I’m still grateful for Fyler’s gesture, and I still can’t help feeling some vaguely paternal pleasure at seeing how A. zimmeri helps scientists learn a little bit more about the diversity of life and how that diversity evolved. Fyler and her colleagues compared its DNA to other Acanthobothrium species and discovered something interesting: the five species that live in the one fish are not closely related to each other. Instead, their closest relatives live in other whip-rays. Somehow their ancestors must have made the leap from one host to another, and somehow they must have made a place for themselves in the crowded ecosystem that is the inside of a whip-ray’s gut.

For now, that leap remains almost entirely a mystery. Scientists have no idea what sort of life cycle A. zimmeri and its relatives have–what happens to the eggs that are released from the whip-rays, or what other hosts they may have to invade first before finally ending up in another whip-ray. Like its whip-ray host, A. zimmeri‘s intermediate hosts probably have yet to get a name of their own.
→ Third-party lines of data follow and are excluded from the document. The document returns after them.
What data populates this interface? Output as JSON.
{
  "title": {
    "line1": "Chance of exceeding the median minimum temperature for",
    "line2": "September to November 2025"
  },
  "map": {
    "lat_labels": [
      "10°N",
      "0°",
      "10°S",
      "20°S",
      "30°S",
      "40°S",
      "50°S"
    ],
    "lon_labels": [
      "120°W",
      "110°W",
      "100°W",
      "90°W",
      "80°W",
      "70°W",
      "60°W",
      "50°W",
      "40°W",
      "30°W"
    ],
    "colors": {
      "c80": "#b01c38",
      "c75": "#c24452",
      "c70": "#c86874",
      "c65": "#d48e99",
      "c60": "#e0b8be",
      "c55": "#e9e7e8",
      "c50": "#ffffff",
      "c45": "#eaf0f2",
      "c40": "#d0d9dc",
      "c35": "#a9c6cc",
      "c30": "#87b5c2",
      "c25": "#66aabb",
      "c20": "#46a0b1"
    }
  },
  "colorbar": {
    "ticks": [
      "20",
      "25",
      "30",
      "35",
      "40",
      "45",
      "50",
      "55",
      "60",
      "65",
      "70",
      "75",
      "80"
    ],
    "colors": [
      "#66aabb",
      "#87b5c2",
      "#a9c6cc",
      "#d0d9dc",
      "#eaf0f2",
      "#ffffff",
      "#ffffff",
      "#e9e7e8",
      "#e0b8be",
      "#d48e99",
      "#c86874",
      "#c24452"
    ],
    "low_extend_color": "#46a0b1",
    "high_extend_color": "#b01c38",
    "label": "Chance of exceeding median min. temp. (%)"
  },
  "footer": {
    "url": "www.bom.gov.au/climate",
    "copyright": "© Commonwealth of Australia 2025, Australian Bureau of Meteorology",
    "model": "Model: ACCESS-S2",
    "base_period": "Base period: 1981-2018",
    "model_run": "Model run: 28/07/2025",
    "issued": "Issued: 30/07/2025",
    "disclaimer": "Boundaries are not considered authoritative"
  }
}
I hope some day scientists do figure out my namesake’s lifecycle, but I also worry that their time may be running out. Whip-rays, like many other rays and sharks, are in serious trouble these days thanks to reckless overfishing. And whenever one species becomes extinct, it can take other species with it. Switching host species is an exquisitely rare event, and so it’s likely that A. zimmeri can only live in one species of whip-ray. When its host goes, it may disappear as well. Extinction is inevitable in the grand scheme of history: all species disappear after several million years, give or take. I just hope that A. zimmeri, along with the rest of the world’s diversity, doesn’t go sooner rather than later.